I felt a breeze as he twisted off the tree and flung himself haphazardly across Wilder’s back. His eyes met mine from across Wilder’s shoulder, scared yet determined. The knife left my throat as Wilder used his arm to fling Leo easily off his back. With no weapon, Leo was unmatched against Wilder. He landed in a ball on the ground, hitting his head on one of the raised tree roots, then he groaned and rolled onto his back.
“Fucking idiot!” Wilder cursed as he turned away from me and stomped toward my roommate’s limp body. Free of theknife, I shuffled away from the tree, trying to figure out an escape. Leo moaned as Wilder picked him up by the armpits.

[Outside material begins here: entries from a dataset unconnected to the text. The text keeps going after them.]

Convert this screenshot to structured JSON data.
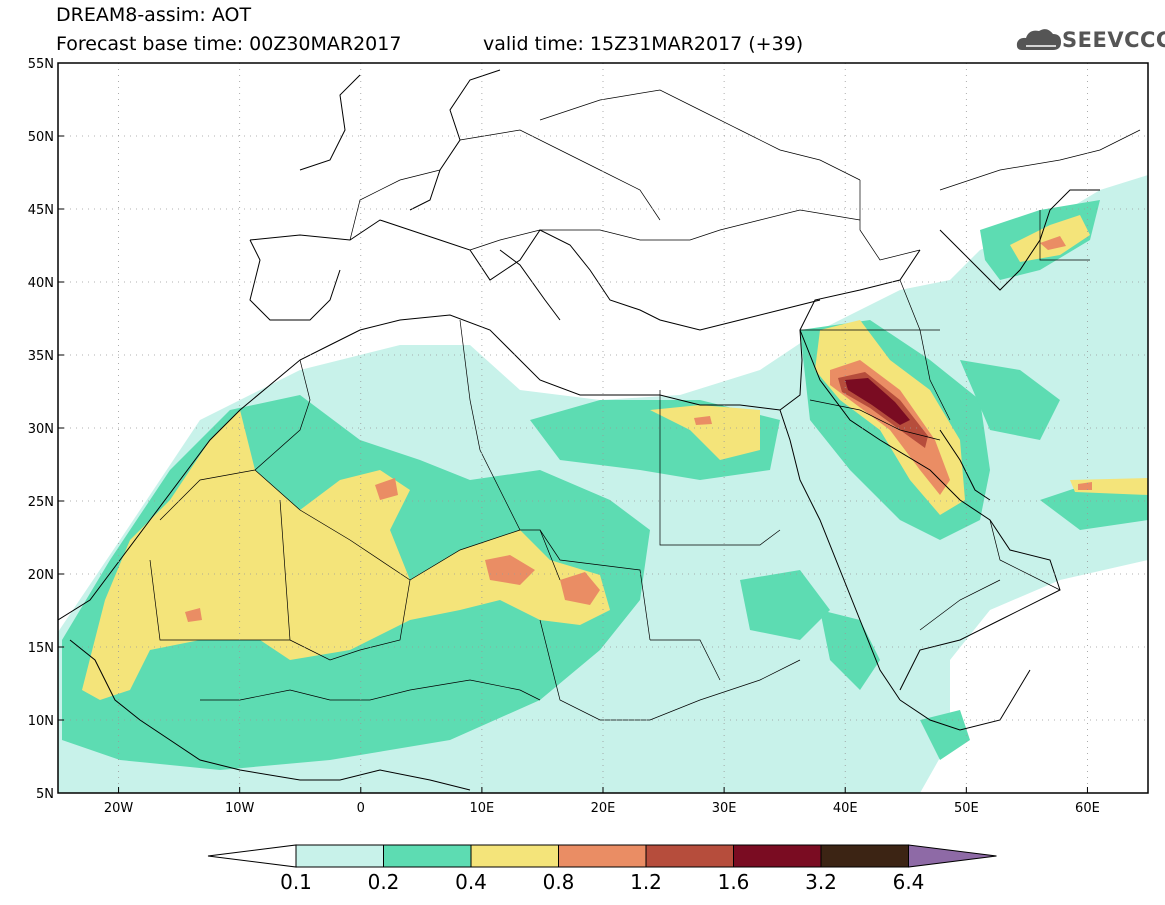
{
  "header": {
    "title_line1": "DREAM8-assim: AOT",
    "title_line2": "Forecast base time: 00Z30MAR2017",
    "valid_time": "valid time: 15Z31MAR2017 (+39)",
    "logo_text": "SEEVCCC"
  },
  "map": {
    "lat_labels": [
      "55N",
      "50N",
      "45N",
      "40N",
      "35N",
      "30N",
      "25N",
      "20N",
      "15N",
      "10N",
      "5N"
    ],
    "lon_labels": [
      "20W",
      "10W",
      "0",
      "10E",
      "20E",
      "30E",
      "40E",
      "50E",
      "60E"
    ],
    "lat_range": [
      5,
      55
    ],
    "lon_range": [
      -25,
      65
    ]
  },
  "colorbar": {
    "labels": [
      "0.1",
      "0.2",
      "0.4",
      "0.8",
      "1.2",
      "1.6",
      "3.2",
      "6.4"
    ],
    "colors": [
      "#c8f2ea",
      "#5ddcb2",
      "#f4e47a",
      "#ea8d64",
      "#b64d3c",
      "#7a0c22",
      "#3c2414",
      "#8e6aa6"
    ]
  }
}
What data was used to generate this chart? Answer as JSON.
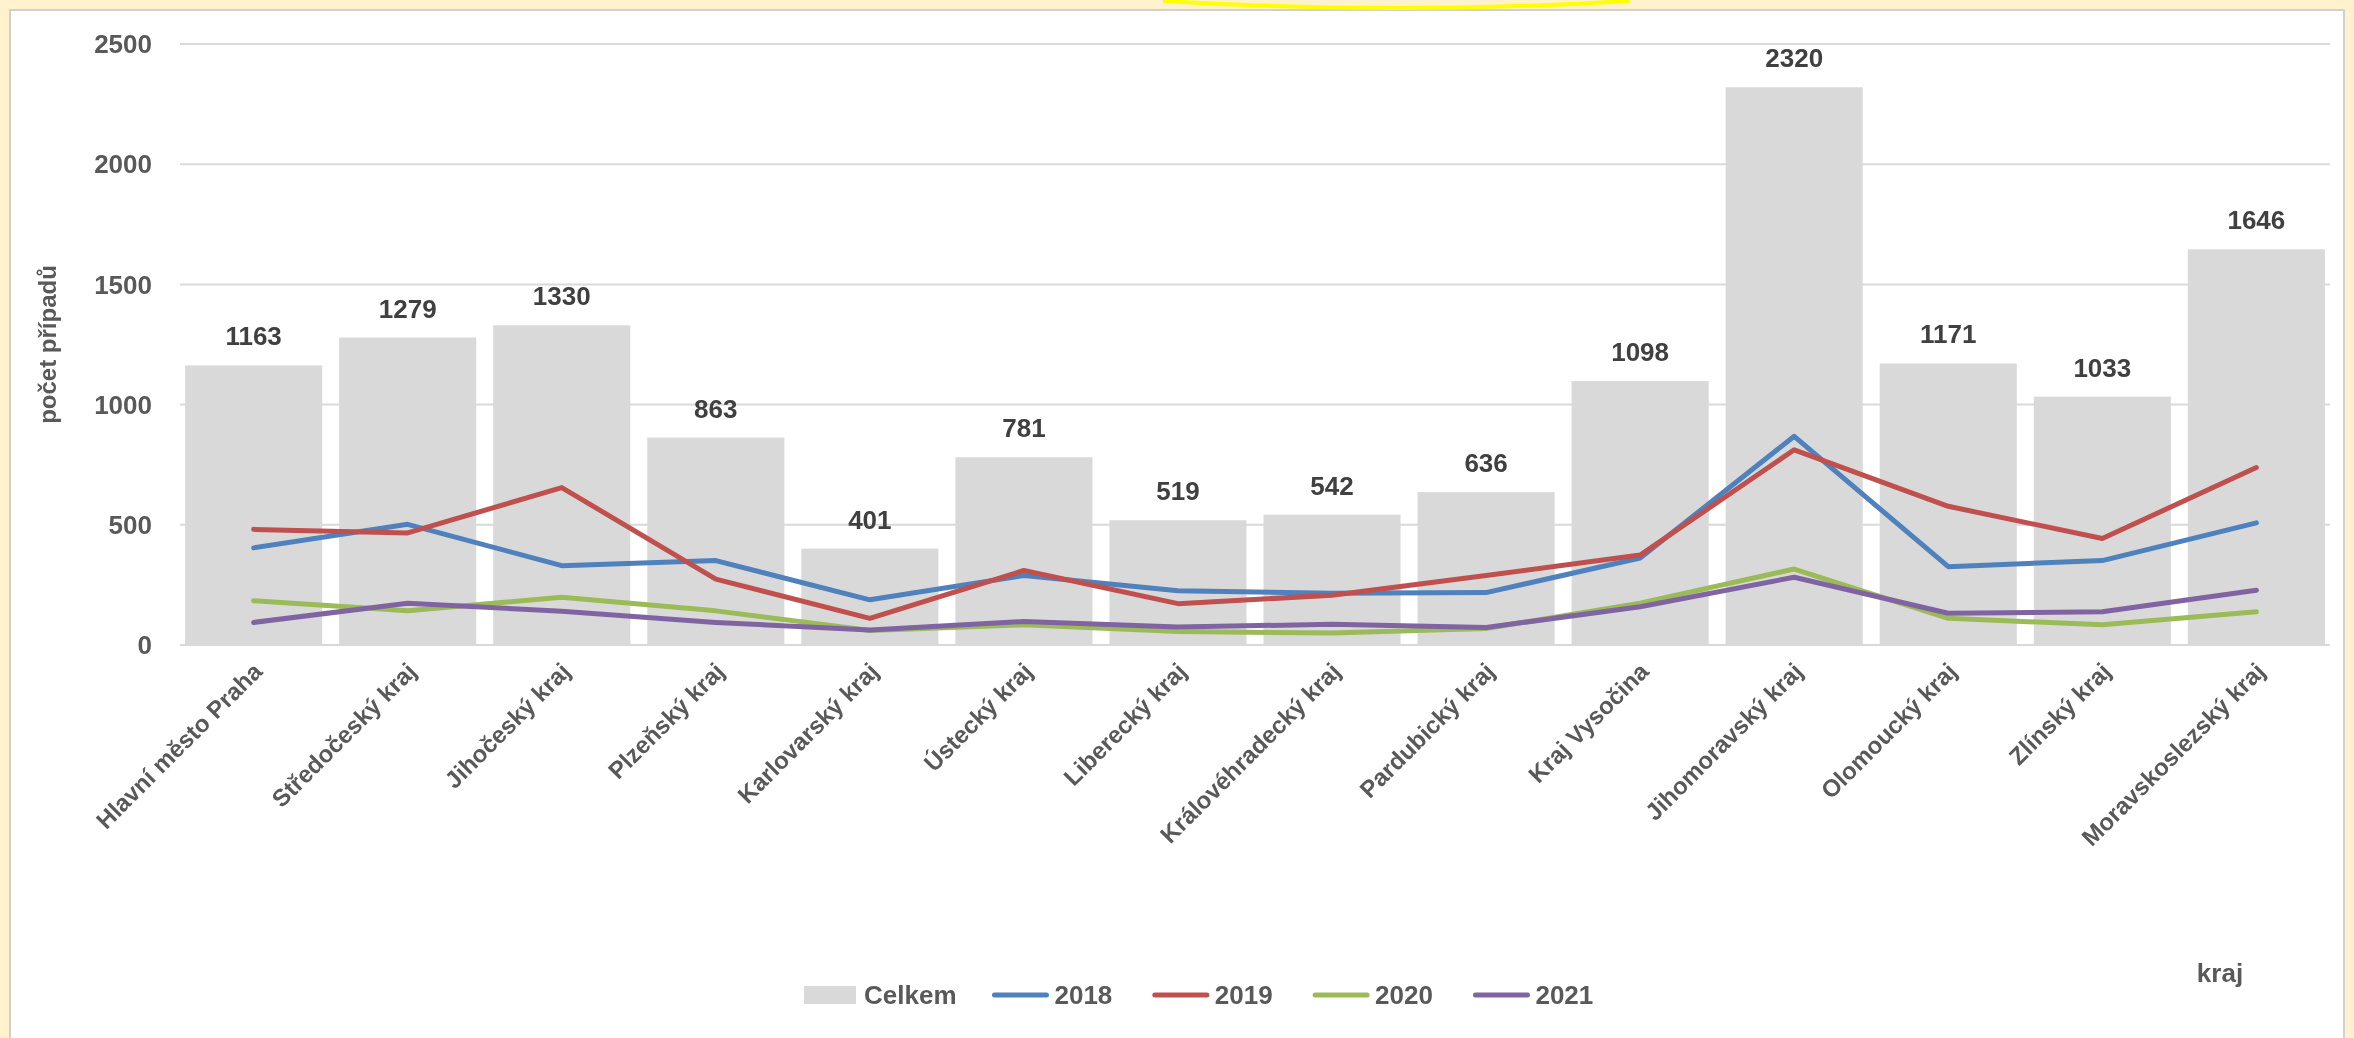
{
  "chart_data": {
    "type": "bar",
    "ylabel": "počet případů",
    "xlabel": "kraj",
    "categories": [
      "Hlavní město Praha",
      "Středočeský kraj",
      "Jihočeský kraj",
      "Plzeňský kraj",
      "Karlovarský kraj",
      "Ústecký kraj",
      "Liberecký kraj",
      "Královéhradecký kraj",
      "Pardubický kraj",
      "Kraj Vysočina",
      "Jihomoravský kraj",
      "Olomoucký kraj",
      "Zlínský kraj",
      "Moravskoslezský kraj"
    ],
    "series": [
      {
        "name": "Celkem",
        "color": "#d9d9d9",
        "values": [
          1163,
          1279,
          1330,
          863,
          401,
          781,
          519,
          542,
          636,
          1098,
          2320,
          1171,
          1033,
          1646
        ],
        "value_labels": [
          "1163",
          "1279",
          "1330",
          "863",
          "401",
          "781",
          "519",
          "542",
          "636",
          "1098",
          "2320",
          "1171",
          "1033",
          "1646"
        ]
      },
      {
        "name": "2018",
        "type": "line",
        "color": "#4f81bd",
        "values": [
          404,
          502,
          330,
          351,
          188,
          289,
          226,
          215,
          218,
          362,
          868,
          326,
          351,
          508
        ]
      },
      {
        "name": "2019",
        "type": "line",
        "color": "#c0504d",
        "values": [
          481,
          466,
          655,
          274,
          111,
          310,
          172,
          207,
          289,
          374,
          812,
          577,
          443,
          738
        ]
      },
      {
        "name": "2020",
        "type": "line",
        "color": "#9bbb59",
        "values": [
          184,
          142,
          199,
          142,
          60,
          84,
          56,
          50,
          69,
          174,
          316,
          111,
          84,
          138
        ]
      },
      {
        "name": "2021",
        "type": "line",
        "color": "#8064a2",
        "values": [
          94,
          174,
          140,
          94,
          62,
          98,
          75,
          86,
          73,
          159,
          282,
          132,
          138,
          228
        ]
      }
    ],
    "ylim": [
      0,
      2500
    ],
    "yticks": [
      0,
      500,
      1000,
      1500,
      2000,
      2500
    ],
    "grid": "y",
    "legend": "bottom"
  }
}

“Leo!” I yelled, trying to gauge how conscious he was. He mumbled several jumbled words in response.
“Let him go, Wilder!”
As if my words meant nothing, he laughed. “I don’t think I will. He served his purpose, bringing you here, away from your dear Everett’s protection.”
The thought of Everett made my heart pump faster. If only he were here right now.
“He just attacked me. And to think I was going to let him go home once I got the stone from you.” Wilder let go of Leo’s arms, letting him fall to his knees. Leo’s body slumped over, but with quick reflexes, he caught his upper body with his hands. “No one attacks me. I am not weak. I am worthy.”
Listening to Wilder spout off nonsense made my muscles tense. I walked toward where Leo’s body lay hunched over on the ground.
“Stay back, Elise. Everyone will get what’s coming for them.” The knife Wilder held in his hand reflected in the sunlight that peeked through the canopy of the trees.
I froze as he took a step over toward Leo was and lifted his head up by his long hair. Leo groaned, still half-conscious from the hit to the head. With a practiced flick of the knife, bright red blood spilled from Leo’s neck. It happened so fast I could do nothing but stand there, fully in shock. It wasn’t until Wilder let go of his hair and let his lifeless body slump to the ground that I screamed.
CHAPTER TWENTY-EIGHT
Wilder killed Leo.Wilder killed Leo. Leo is dead. He’s dead.